Zo werkt het practoraat onder andere samen met het tuinbouwbedrijf Delphy. De samples worden door de studenten ontvangen en voor het bedrijf gemeten op analyseapparatuur die op school staat. ‘Daardoor leren ze de analysetechnieken kennen én leveren ze direct waardevolle data voor het werkveld. Hiermee proberen wij de studenten nog sterker een onderzoekende houding bij te brengen.’

Een ander voorbeeld van studentenonderzoek is de samenwerking met het practoraat Water en Bodem bij de Blauwe Hotspot Water, Bodem en Klimaat en Yuverta, een ‘groen’ opleidingsinstituut voor het vmbo en mbo. Studenten van de opleiding leefbare stad en klimaat van Yuverta verzamelen water- en grondsamples van lokale boeren of uit een bepaalde wijk. Op basis van analyses geven zij dan advies over bemesting of beplanting. ‘Voorheen keken ze slechts naar de kwalitatieve data die zij zelf bepaalden met eenvoudige apparatuur, maar wij verzorgen nu de kwantitatieve data, waardoor er meer parameters zijn en je nauwkeuriger kunt meten. Hierdoor zijn de adviezen beter op de metingen af te stemmen’, aldus Veldt-Meijer.
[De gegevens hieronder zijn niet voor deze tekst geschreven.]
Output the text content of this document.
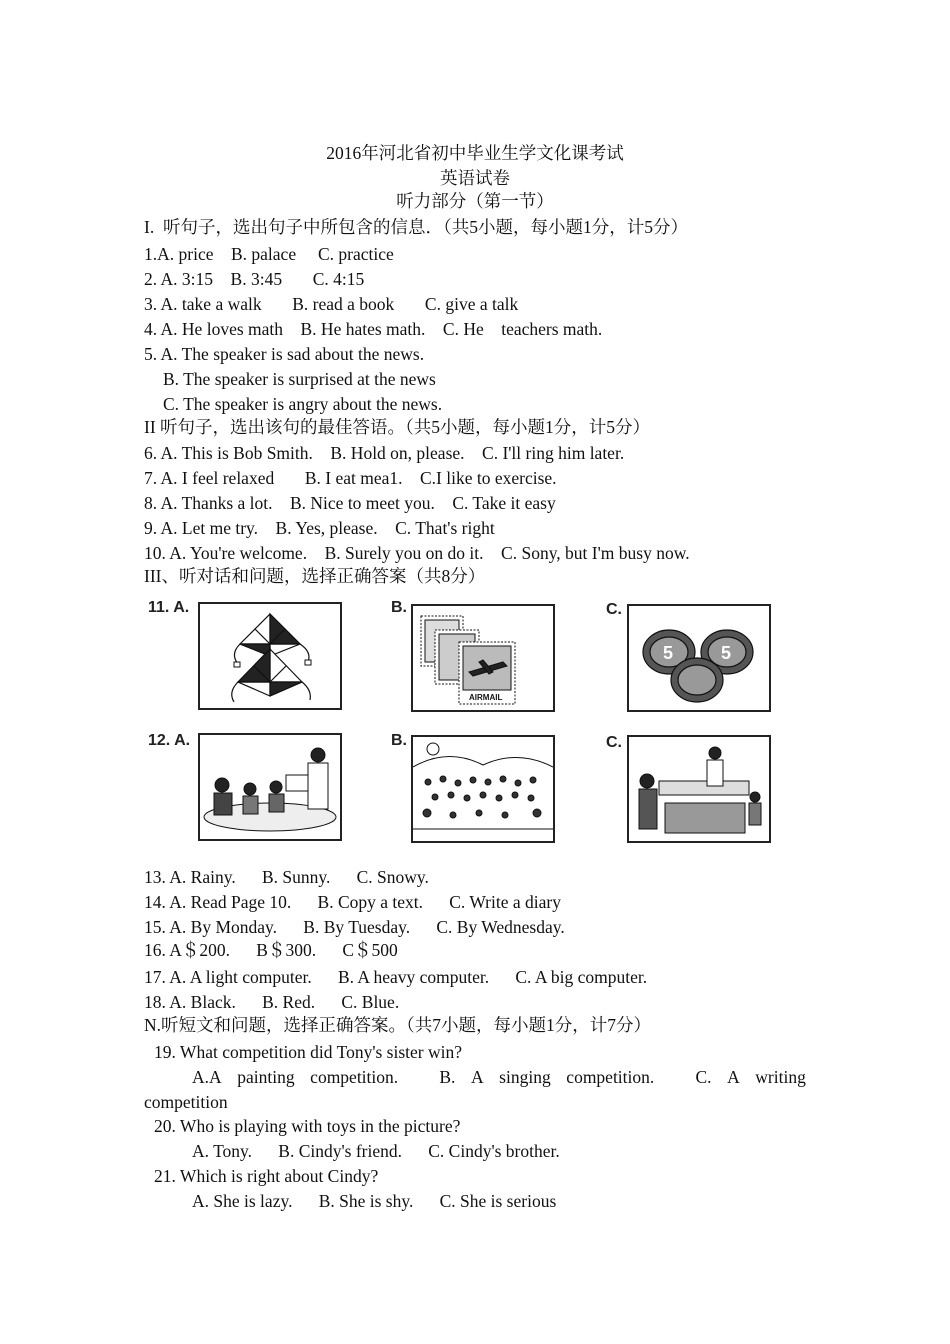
2016年河北省初中毕业生学文化课考试
英语试卷
听力部分（第一节）
I.  听句子，选出句子中所包含的信息．（共5小题，每小题1分，计5分）
1.A. price    B. palace     C. practice
2. A. 3:15    B. 3:45       C. 4:15
3. A. take a walk       B. read a book       C. give a talk
4. A. He loves math    B. He hates math.    C. He    teachers math.
5. A. The speaker is sad about the news.
B. The speaker is surprised at the news
C. The speaker is angry about the news.
II 听句子，选出该句的最佳答语。（共5小题，每小题1分，计5分）
6. A. This is Bob Smith.    B. Hold on, please.    C. I'll ring him later.
7. A. I feel relaxed       B. I eat mea1.    C.I like to exercise.
8. A. Thanks a lot.    B. Nice to meet you.    C. Take it easy
9. A. Let me try.    B. Yes, please.    C. That's right
10. A. You're welcome.    B. Surely you on do it.    C. Sony, but I'm busy now.
III、听对话和问题，选择正确答案（共8分）
11. A.	B.
AIRMAIL
C.
5	5
12. A.	B.	C.
13. A. Rainy.      B. Sunny.      C. Snowy.
14. A. Read Page 10.      B. Copy a text.      C. Write a diary
15. A. By Monday.      B. By Tuesday.      C. By Wednesday.
16. A＄200.      B＄300.      C＄500
17. A. A light computer.      B. A heavy computer.      C. A big computer.
18. A. Black.      B. Red.      C. Blue.
N.听短文和问题，选择正确答案。（共7小题，每小题1分，计7分）
19. What competition did Tony's sister win?
A.A painting competition. B. A singing competition. C. A writing
competition
20. Who is playing with toys in the picture?
A. Tony.      B. Cindy's friend.      C. Cindy's brother.
21. Which is right about Cindy?
A. She is lazy.      B. She is shy.      C. She is serious
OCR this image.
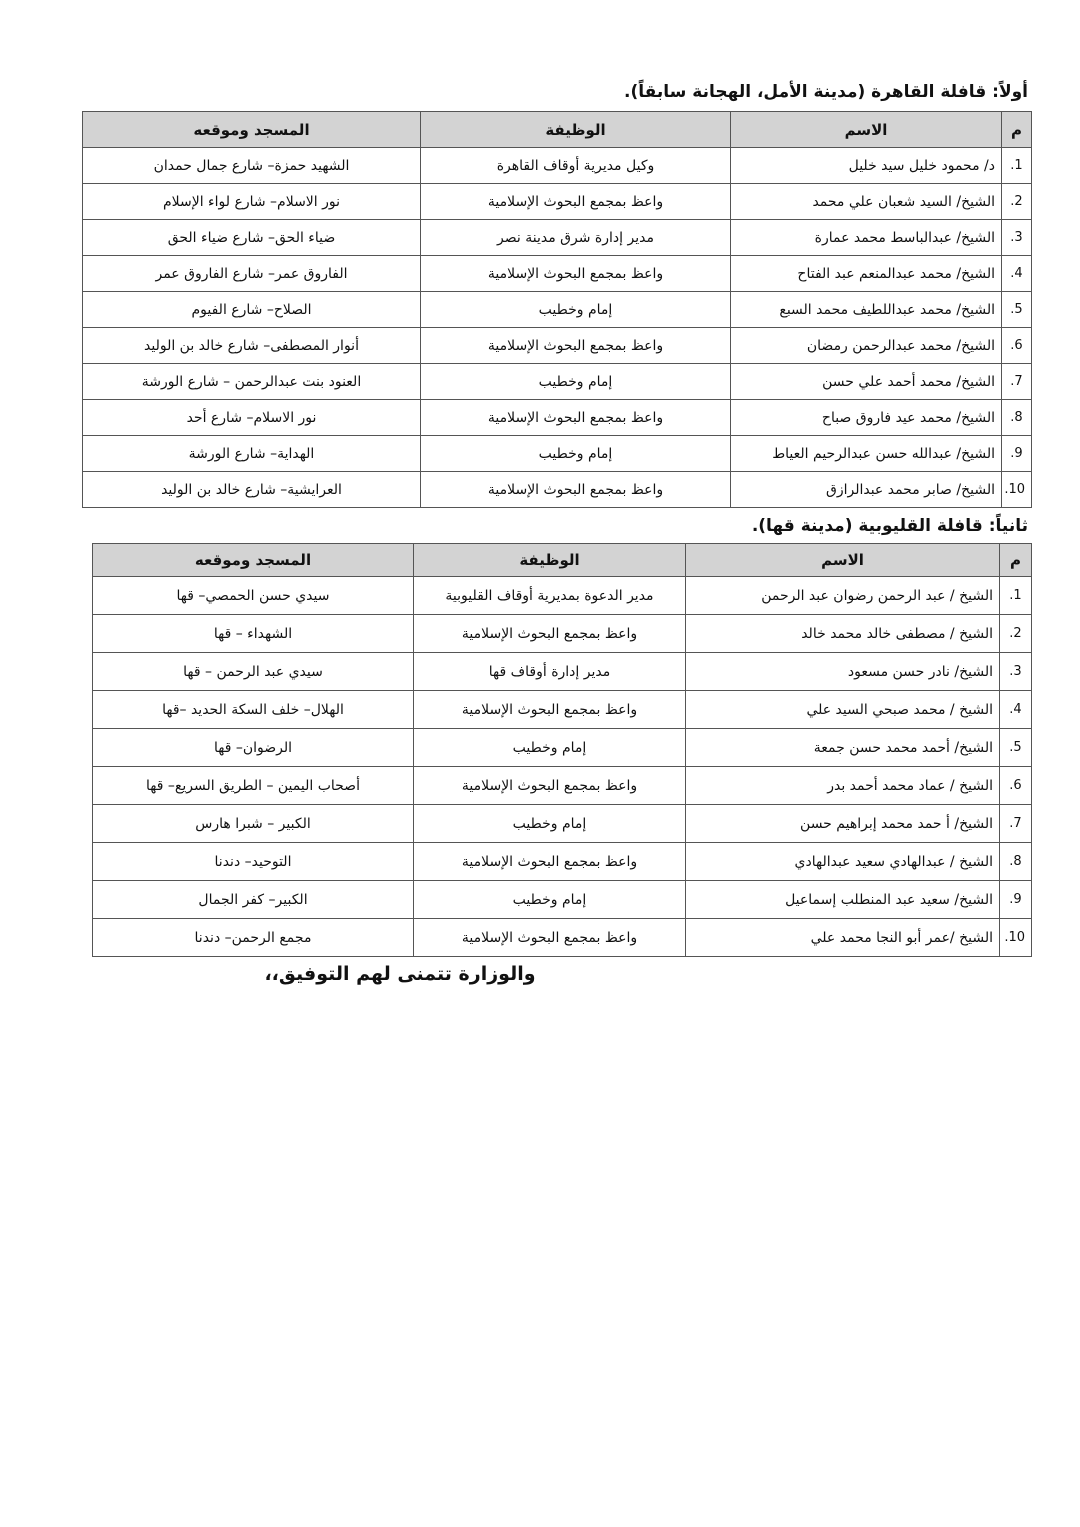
أولاً: قافلة القاهرة (مدينة الأمل، الهجانة سابقاً).
م	الاسم	الوظيفة	المسجد وموقعه
1.	د/ محمود خليل سيد خليل	وكيل مديرية أوقاف القاهرة	الشهيد حمزة– شارع جمال حمدان
2.	الشيخ/ السيد شعبان علي محمد	واعظ بمجمع البحوث الإسلامية	نور الاسلام– شارع لواء الإسلام
3.	الشيخ/ عبدالباسط محمد عمارة	مدير إدارة شرق مدينة نصر	ضياء الحق– شارع ضياء الحق
4.	الشيخ/ محمد عبدالمنعم عبد الفتاح	واعظ بمجمع البحوث الإسلامية	الفاروق عمر– شارع الفاروق عمر
5.	الشيخ/ محمد عبداللطيف محمد السبع	إمام وخطيب	الصلاح– شارع الفيوم
6.	الشيخ/ محمد عبدالرحمن رمضان	واعظ بمجمع البحوث الإسلامية	أنوار المصطفى– شارع خالد بن الوليد
7.	الشيخ/ محمد أحمد علي حسن	إمام وخطيب	العنود بنت عبدالرحمن – شارع الورشة
8.	الشيخ/ محمد عيد فاروق صباح	واعظ بمجمع البحوث الإسلامية	نور الاسلام– شارع أحد
9.	الشيخ/ عبدالله حسن عبدالرحيم العياط	إمام وخطيب	الهداية– شارع الورشة
10.	الشيخ/ صابر محمد عبدالرازق	واعظ بمجمع البحوث الإسلامية	العرايشية– شارع خالد بن الوليد
ثانياً: قافلة القليوبية (مدينة قها).
م	الاسم	الوظيفة	المسجد وموقعه
1.	الشيخ / عبد الرحمن رضوان عبد الرحمن	مدير الدعوة بمديرية أوقاف القليوبية	سيدي حسن الحمصي– قها
2.	الشيخ / مصطفى خالد محمد خالد	واعظ بمجمع البحوث الإسلامية	الشهداء – قها
3.	الشيخ/ نادر حسن مسعود	مدير إدارة أوقاف قها	سيدي عبد الرحمن – قها
4.	الشيخ / محمد صبحي السيد علي	واعظ بمجمع البحوث الإسلامية	الهلال– خلف السكة الحديد –قها
5.	الشيخ/ أحمد محمد حسن جمعة	إمام وخطيب	الرضوان– قها
6.	الشيخ / عماد محمد أحمد بدر	واعظ بمجمع البحوث الإسلامية	أصحاب اليمين – الطريق السريع– قها
7.	الشيخ/ أ حمد محمد إبراهيم حسن	إمام وخطيب	الكبير – شبرا هارس
8.	الشيخ / عبدالهادي سعيد عبدالهادي	واعظ بمجمع البحوث الإسلامية	التوحيد– دندنا
9.	الشيخ/ سعيد عبد المنطلب إسماعيل	إمام وخطيب	الكبير– كفر الجمال
10.	الشيخ /عمر أبو النجا محمد علي	واعظ بمجمع البحوث الإسلامية	مجمع الرحمن– دندنا
والوزارة تتمنى لهم التوفيق،،
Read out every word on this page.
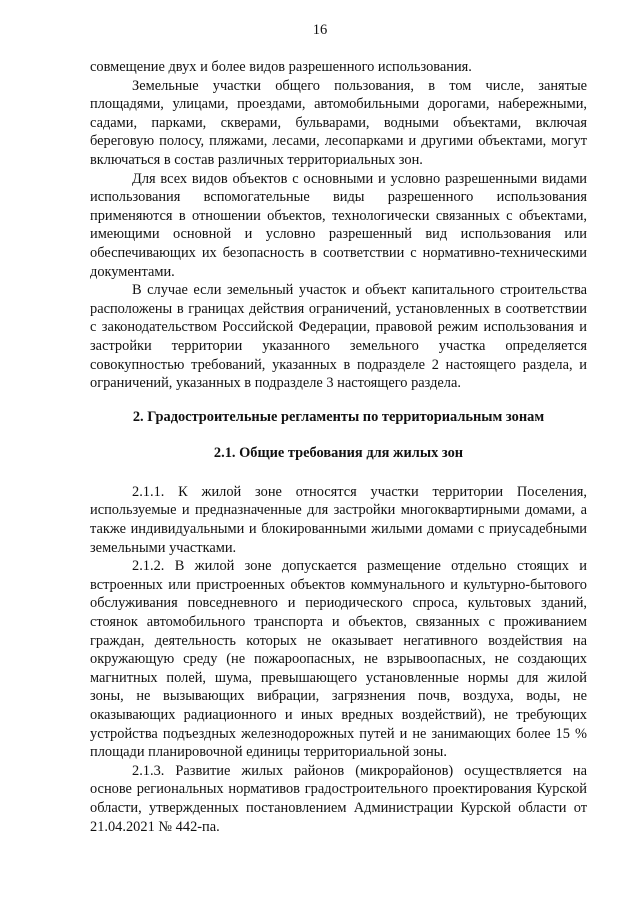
16

совмещение двух и более видов разрешенного использования.

Земельные участки общего пользования, в том числе, занятые площадями, улицами, проездами, автомобильными дорогами, набережными, садами, парками, скверами, бульварами, водными объектами, включая береговую полосу, пляжами, лесами, лесопарками и другими объектами, могут включаться в состав различных территориальных зон.

Для всех видов объектов с основными и условно разрешенными видами использования вспомогательные виды разрешенного использования применяются в отношении объектов, технологически связанных с объектами, имеющими основной и условно разрешенный вид использования или обеспечивающих их безопасность в соответствии с нормативно-техническими документами.

В случае если земельный участок и объект капитального строительства расположены в границах действия ограничений, установленных в соответствии с законодательством Российской Федерации, правовой режим использования и застройки территории указанного земельного участка определяется совокупностью требований, указанных в подразделе 2 настоящего раздела, и ограничений, указанных в подразделе 3 настоящего раздела.

2. Градостроительные регламенты по территориальным зонам

2.1. Общие требования для жилых зон

2.1.1. К жилой зоне относятся участки территории Поселения, используемые и предназначенные для застройки многоквартирными домами, а также индивидуальными и блокированными жилыми домами с приусадебными земельными участками.

2.1.2. В жилой зоне допускается размещение отдельно стоящих и встроенных или пристроенных объектов коммунального и культурно-бытового обслуживания повседневного и периодического спроса, культовых зданий, стоянок автомобильного транспорта и объектов, связанных с проживанием граждан, деятельность которых не оказывает негативного воздействия на окружающую среду (не пожароопасных, не взрывоопасных, не создающих магнитных полей, шума, превышающего установленные нормы для жилой зоны, не вызывающих вибрации, загрязнения почв, воздуха, воды, не оказывающих радиационного и иных вредных воздействий), не требующих устройства подъездных железнодорожных путей и не занимающих более 15 % площади планировочной единицы территориальной зоны.

2.1.3. Развитие жилых районов (микрорайонов) осуществляется на основе региональных нормативов градостроительного проектирования Курской области, утвержденных постановлением Администрации Курской области от 21.04.2021 № 442-па.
HR_Practoraten 14_20241017 - JLA - 20241007

Beeld: Stichting Practoraten

Ook het ‘Meet de mees’-project van het lectoraat Analytical Biosciences van Hogeschool Leiden krijgt hulp van een mbo-stagiair. Dit citizen science-onderzoek zet de koolmees in als biomonitoring tool voor de verspreiding van bestrijdingsmiddelen, en daarvoor verzamelen ze met hulp van burgers niet-uitgekomen eieren en dode jonge koolmezen die na afloop van het broedseizoen achterblijven. ‘Veel data, veel samples die geanalyseerd moeten worden, dus ideaal voor mbo’ers om ervaring op te doen in een maatschappelijk relevant project.’

GMP-lab

Veldt-Meijer vertelt dat onder de vlag van het CIV de studenten van de laboratoriumopleiding mboRijnland een Good Manufacturing Practice (GMP) trainingsweek volgen. Deze wordt verzorgd door de Biotech Training Facility en Johnsson & Johnsson Innovative Medicine, beide zijn CIV-partners in Leiden. ‘Zo kunnen de studenten zich onderdompelen in hoe je in een GMP-lab werkt, hoe je je kleedt, waarom dat belangrijk is enzovoort. Vanuit de schoolomgeving gaan ze echt het veld in. Op deze manier creëer je leerwerkomgevingen die hen voorbereiden op het echte leven.’

Ze hoopt dat deze aanpak ook de zichtbaarheid van mbo’ers vergroot. ‘Ik zou het heel mooi vinden als mensen gaan zien wat de waarde is van mbo’ers, omdat ze nog vaak vergeten worden.’ Daarom wil ze ook projecten opzetten waarbij wo, hbo én mbo interdisciplinair gaan samenwerken in plaats van de kleine losse stapjes waarbij het mbo nu wordt betrokken. ‘Het moet wat serieuzer worden. Ik denk namelijk echt dat de praktijkvaardigheden van mbo’ers een waardevolle aanvulling kunnen zijn op de theoretische kennis van hbo’ers en wo’ers.’